Машина Молхо вызвала у Ури неожиданный интерес. «„Ситроен“ считается очень женственной машиной», — объяснил Молхо со смехом, чтобы тот сразу же сумел оценить ее необычный характер. «Женственной? — удивился Ури. — Разве у машин есть пол?» — «При желании», — сказал Молхо и почувствовал удовольствие от того, что так находчиво и быстро ответил. «Поразительно, — сказал Ури, — как изощренно изобретательны нынче люди в своих плотских удовольствиях». И, сняв шляпу, уселся на переднее сиденье рядом с водителем.
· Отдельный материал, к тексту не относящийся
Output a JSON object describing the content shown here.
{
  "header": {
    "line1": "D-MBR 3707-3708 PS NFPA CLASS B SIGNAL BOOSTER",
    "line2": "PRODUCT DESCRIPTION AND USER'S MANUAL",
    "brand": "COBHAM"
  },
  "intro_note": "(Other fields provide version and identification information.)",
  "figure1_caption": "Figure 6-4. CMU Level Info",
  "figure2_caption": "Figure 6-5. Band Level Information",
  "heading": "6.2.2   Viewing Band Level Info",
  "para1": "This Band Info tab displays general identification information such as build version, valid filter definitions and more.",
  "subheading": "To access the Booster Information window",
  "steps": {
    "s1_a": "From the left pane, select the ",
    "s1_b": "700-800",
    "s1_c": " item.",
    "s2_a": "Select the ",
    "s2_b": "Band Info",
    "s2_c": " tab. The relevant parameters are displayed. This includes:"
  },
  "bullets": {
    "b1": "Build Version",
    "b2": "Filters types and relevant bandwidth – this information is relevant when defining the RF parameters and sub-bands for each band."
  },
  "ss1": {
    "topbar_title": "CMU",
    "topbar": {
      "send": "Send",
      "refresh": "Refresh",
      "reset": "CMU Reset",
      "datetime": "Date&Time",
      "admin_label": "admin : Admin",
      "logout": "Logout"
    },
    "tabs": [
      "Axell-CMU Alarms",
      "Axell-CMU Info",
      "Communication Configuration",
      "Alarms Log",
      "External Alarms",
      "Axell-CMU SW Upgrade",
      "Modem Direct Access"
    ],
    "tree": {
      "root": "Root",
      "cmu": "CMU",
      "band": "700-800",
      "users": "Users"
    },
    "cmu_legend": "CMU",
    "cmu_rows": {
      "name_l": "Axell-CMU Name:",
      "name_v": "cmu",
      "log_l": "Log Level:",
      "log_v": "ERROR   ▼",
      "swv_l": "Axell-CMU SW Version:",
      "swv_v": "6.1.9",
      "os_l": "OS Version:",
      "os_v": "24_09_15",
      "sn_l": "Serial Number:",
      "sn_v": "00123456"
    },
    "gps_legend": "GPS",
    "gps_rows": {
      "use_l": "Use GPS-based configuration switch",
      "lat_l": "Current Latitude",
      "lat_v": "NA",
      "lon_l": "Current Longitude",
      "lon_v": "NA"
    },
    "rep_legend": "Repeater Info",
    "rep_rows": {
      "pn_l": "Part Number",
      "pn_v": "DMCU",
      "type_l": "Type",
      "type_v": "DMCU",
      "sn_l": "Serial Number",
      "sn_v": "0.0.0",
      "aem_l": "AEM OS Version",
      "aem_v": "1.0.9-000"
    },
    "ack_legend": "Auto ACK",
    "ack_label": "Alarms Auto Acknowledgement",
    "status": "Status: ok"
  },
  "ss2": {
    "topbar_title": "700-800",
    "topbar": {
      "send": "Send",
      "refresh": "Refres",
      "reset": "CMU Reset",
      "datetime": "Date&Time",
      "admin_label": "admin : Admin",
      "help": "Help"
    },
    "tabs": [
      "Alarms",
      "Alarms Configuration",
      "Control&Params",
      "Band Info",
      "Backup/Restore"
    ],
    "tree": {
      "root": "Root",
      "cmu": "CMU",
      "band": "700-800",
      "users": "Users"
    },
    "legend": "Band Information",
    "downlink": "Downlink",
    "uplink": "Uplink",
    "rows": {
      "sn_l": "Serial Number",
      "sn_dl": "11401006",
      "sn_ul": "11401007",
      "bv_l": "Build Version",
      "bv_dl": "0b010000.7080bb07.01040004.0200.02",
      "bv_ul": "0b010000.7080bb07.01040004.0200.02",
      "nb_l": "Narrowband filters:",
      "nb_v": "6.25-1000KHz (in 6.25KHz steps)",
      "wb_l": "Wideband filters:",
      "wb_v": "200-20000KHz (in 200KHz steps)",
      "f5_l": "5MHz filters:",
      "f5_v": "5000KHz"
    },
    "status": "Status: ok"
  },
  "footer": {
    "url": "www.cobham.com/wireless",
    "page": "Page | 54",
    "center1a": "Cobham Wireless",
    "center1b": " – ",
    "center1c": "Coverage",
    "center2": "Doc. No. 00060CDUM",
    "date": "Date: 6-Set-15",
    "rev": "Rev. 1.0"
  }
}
Они повернули налево, в сторону квартала, где много лет назад жил дедушка Молхо, и поехали по безлюдным, слабо освещенным улицам, где жаркий пустынный воздух, казалось, навеки застыл в печальном одиночестве. «А ведь я родился где-то поблизости, — сказал Молхо, когда они притормозили на перекрестке, ожидая, пока улицу пересечет группа одетых в черное молодых людей, шедших с непонятной и важной медлительностью. — Но я бы, пожалуй, уже не узнал дедушкин дом — за эти годы тут все изменилось». — «Да, ты прав! — откликнулся Ури, напряженно глядя вперед, чтобы найти правильную дорогу в лабиринте узеньких улочек и не попасть в какой-нибудь тупичок. — Этот квартал стал в последние годы совсем черным [23] и довольно агрессивным», — и он знаком показал Молхо, что на светофоре нужно свернуть направо, на дорогу, огибающую библейский зоопарк [24] . Они оказались на широком шоссе, ведущем к северному выезду из Иерусалима, и вскоре повернули с него в какой-то квартал, первые дома которого выглядели очень старыми, но затем, по мере продвижения вглубь, как будто молодели, и Молхо, которому эти места были уже совсем незнакомы, показалось, что они давно покинули утонувший во тьме Иерусалим и теперь находились в совсем другом городе, потому что здесь все гудело жизнью и было ярко освещено сотнями огней, точно на какой-то большой электростанции. «Это квартал Матерсдорф», — объяснил Ури, искусно направляя Молхо через очередную забитую машинами стоянку в ее единственный пустой угол, словно бы специально освобожденный для их «ситроена».
23
Квартал стал… совсем черным… — намек на то, что его заселили ультрарелигиозные харедим, поскольку они традиционно одеваются в черные брюки и пиджаки при любой погоде.
24
Библейский зоопарк — некогда на северной окраине Иерусалима находился зоопарк, в котором были представлены все животные, упоминающиеся в Библии.
–
Существует и сейчас, но на новом месте — прим. верстальщика.